In the field of minimally invasive surgery, robotic surgery (RS) was introduced to overcome drawbacks in laparoscopic surgery. However, its clinical application in hepatobiliary surgery is not yet standardized. This review analyzed the results of RS to clarify the benefits of robotic liver surgery in comparison with standard laparoscopy. Among 112 publications found in the literature, the 72 most relevant were selected and the following data were extracted: patients characteristics, operative procedures, histopathology, short-term and long-term outcomes, and costs. Twenty-nine articles on robotic liver resections, published in the last five years (2015-2020) and including 1831 patients, were analyzed. Twenty-five comparative studies between robotic and laparoscopic surgery were evaluated to underline the differences in operative outcomes. Eventually, 4 sub-group analyses were conducted on hepatocellular carcinoma, gallbladder cancer, hilar cholangiocarcinoma, and colorectal liver metastases. Almost all the authors reported data on safety, feasibility and oncologic effectiveness of RS reaching comparable results with laparoscopy. However, even if robotic surgery showed longer operative time and higher costs, in selected cases it allowed to increase the rate of minimally invasive approach when compared with laparoscopy. Thus, both open and minimally invasive surgery should be provided in a modern hepatobiliary center, including the robotic approach particularly to complex cases, otherwise very demanding by laparoscopy.
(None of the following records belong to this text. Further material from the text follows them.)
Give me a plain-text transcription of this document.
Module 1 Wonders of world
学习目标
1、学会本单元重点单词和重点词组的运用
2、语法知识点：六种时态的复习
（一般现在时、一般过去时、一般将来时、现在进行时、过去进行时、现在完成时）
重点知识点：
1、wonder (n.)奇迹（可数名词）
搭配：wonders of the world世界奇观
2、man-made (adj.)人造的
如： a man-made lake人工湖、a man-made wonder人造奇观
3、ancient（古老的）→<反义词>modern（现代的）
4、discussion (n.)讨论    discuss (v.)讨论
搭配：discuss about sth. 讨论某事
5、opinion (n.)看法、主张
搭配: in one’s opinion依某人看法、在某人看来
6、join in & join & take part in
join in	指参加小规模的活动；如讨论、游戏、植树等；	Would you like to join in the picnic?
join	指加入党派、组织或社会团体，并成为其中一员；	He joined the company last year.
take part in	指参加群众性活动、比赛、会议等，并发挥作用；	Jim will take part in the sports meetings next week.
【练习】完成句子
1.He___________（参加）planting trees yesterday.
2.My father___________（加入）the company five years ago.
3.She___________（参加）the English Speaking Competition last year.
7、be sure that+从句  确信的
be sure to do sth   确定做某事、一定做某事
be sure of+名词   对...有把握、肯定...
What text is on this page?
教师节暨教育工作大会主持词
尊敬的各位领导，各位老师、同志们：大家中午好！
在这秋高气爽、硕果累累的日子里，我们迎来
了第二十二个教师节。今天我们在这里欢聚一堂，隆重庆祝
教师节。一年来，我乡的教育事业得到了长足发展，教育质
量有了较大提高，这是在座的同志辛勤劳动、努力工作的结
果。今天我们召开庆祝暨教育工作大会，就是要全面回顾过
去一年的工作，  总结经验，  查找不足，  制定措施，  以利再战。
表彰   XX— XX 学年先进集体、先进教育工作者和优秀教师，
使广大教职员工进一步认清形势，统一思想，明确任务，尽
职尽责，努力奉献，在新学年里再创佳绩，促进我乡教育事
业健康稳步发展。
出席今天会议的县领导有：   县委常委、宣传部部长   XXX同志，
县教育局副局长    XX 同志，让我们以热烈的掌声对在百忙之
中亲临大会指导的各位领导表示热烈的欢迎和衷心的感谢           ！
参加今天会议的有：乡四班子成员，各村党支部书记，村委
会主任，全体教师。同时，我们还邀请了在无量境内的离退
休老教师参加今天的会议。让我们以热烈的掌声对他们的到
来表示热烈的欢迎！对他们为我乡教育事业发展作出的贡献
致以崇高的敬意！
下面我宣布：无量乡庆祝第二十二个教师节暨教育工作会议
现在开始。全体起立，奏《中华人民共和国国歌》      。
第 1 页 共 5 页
In conclusion, different techniques should be tailored to each patient, choosing the minimally invasive approach when possible, enhancing patients’ recovery after surgery, especially in cirrhotic livers and in the context of liver transplantation. Although many centers experienced robotic liver surgery, more and larger studies are necessary to define its real benefits relative to laparoscopy, in order to standardize patient selection criteria and techniques.